The first two examples were forward computation: start with inputs, compute outputs. The last one flips that around. You have outputs, data points, and you want to find the parameters that produce them. This is where we will apply a key function transformation provided by MLX Swift: ’grad’ for automatic differentiation. Let’s say you have some points and you want to find a function that approximates them.

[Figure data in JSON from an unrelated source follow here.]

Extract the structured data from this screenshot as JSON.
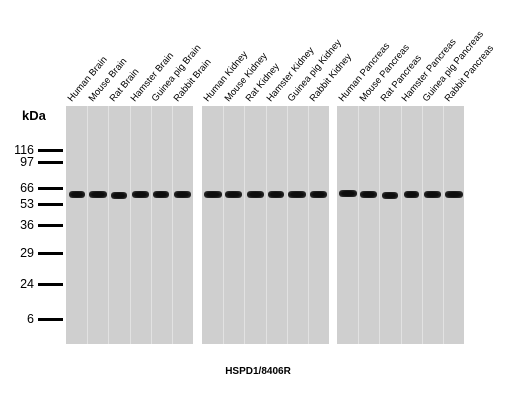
{
  "unit_label": "kDa",
  "markers": [
    "116",
    "97",
    "66",
    "53",
    "36",
    "29",
    "24",
    "6"
  ],
  "panels": [
    {
      "lanes": [
        "Human Brain",
        "Mouse Brain",
        "Rat Brain",
        "Hamster Brain",
        "Guinea pig Brain",
        "Rabbit Brain"
      ]
    },
    {
      "lanes": [
        "Human Kidney",
        "Mouse Kidney",
        "Rat Kidney",
        "Hamster Kidney",
        "Guinea pig Kidney",
        "Rabbit Kidney"
      ]
    },
    {
      "lanes": [
        "Human Pancreas",
        "Mouse Pancreas",
        "Rat Pancreas",
        "Hamster Pancreas",
        "Guinea pig Pancreas",
        "Rabbit Pancreas"
      ]
    }
  ],
  "caption": "HSPD1/8406R",
  "colors": {
    "membrane": "#cfcfcf",
    "band": "#111111"
  }
}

You decide the structure of the function you want. It could be a polynomial, a sum of sines, or whatever you like. For this example we will use a polynomial, a quadratic that will give us a parabola. You want to minimize the loss. The mean of the squared differences between the output of your function and the actual data. This is the same core idea behind training every ML model, just on a smaller scale.
To minimize the loss, we need the gradient with respect to the parameters and an optimization loop to update parameters. We define the function f and the loss, which is mean squared error. Next we make theta, the coefficients we are going to fit, and transform the loss function into a function that produces the exact gradient with respect to the parameters. We didn’t write any derivatives by hand. They were derived by MLX. In the optimization loop we evaluate the gradient at the current parameters, take a small step, and call eval to flush the computation graph each iteration so it doesn’t grow without bound. That’s gradient descent.
Here is what that looks like. The parabola quickly gets close and overshoots the data but settles in to closer and closer approximations. Now this example was a simple polynomial and we could have used QR from the linear algebra package to fit the curve directly. Gradients work with arbitrarily complex functions. If you need more than just gradients, MLX has a suite of optimization algorithms like SGD, Adam, RMSprop, and more.
I’ve shown array computing, convolution and grad today, but MLX includes the full numericalcomputing toolkit. Here is a sample. Linear algebra, FFTs, N-dimensional convolutions, Reductions, Scans, Indexing, Random number generation, and many more. There’s already a healthy ecosystem of packages built on MLX Swift. The core mlx-swift repo is the framework you’ve been seeing all session. mlx-swift-lm is where the Swift language-model implementations live. mlx-swift-examples has example programs that you can look at to get started. Examples based on this session will be posted there.
All of these are open source and are installable with a few lines with Swift Package Manager. MLX isn’t only Swift. It’s one framework with four front-ends: Swift, Python, C++, and C. Third parties have built even more front-ends if you have needs beyond that. They share the same concepts, the same operations, and the same lazy-evaluation model. The concepts and patterns transfer across them with minimal changes. So you can prototype in Python and ship in Swift.
Python also has a broader research ecosystem around it. Projects like mlx-lm and mlx-vlm are worth a look if you want to see what’s been built on the Python side. I encourage everybody to take a look at mlx-swift and mlx-swift-examples. mlx-swift has documentation and tests you can explore to see how it works. mlx-swift-examples has a variety of example applications that demonstrate LLM integration, stable diffusion, model training and fine-tuning, and of course the examples shown in this talk.
Do you have numerical computing needs? Or just want to play around with interesting simulations and visualizations? Give it a try! And if something sparks an idea I encourage everybody to participate and contribute. There are open issues that you can try fixing or make a new example program. Thanks for watching!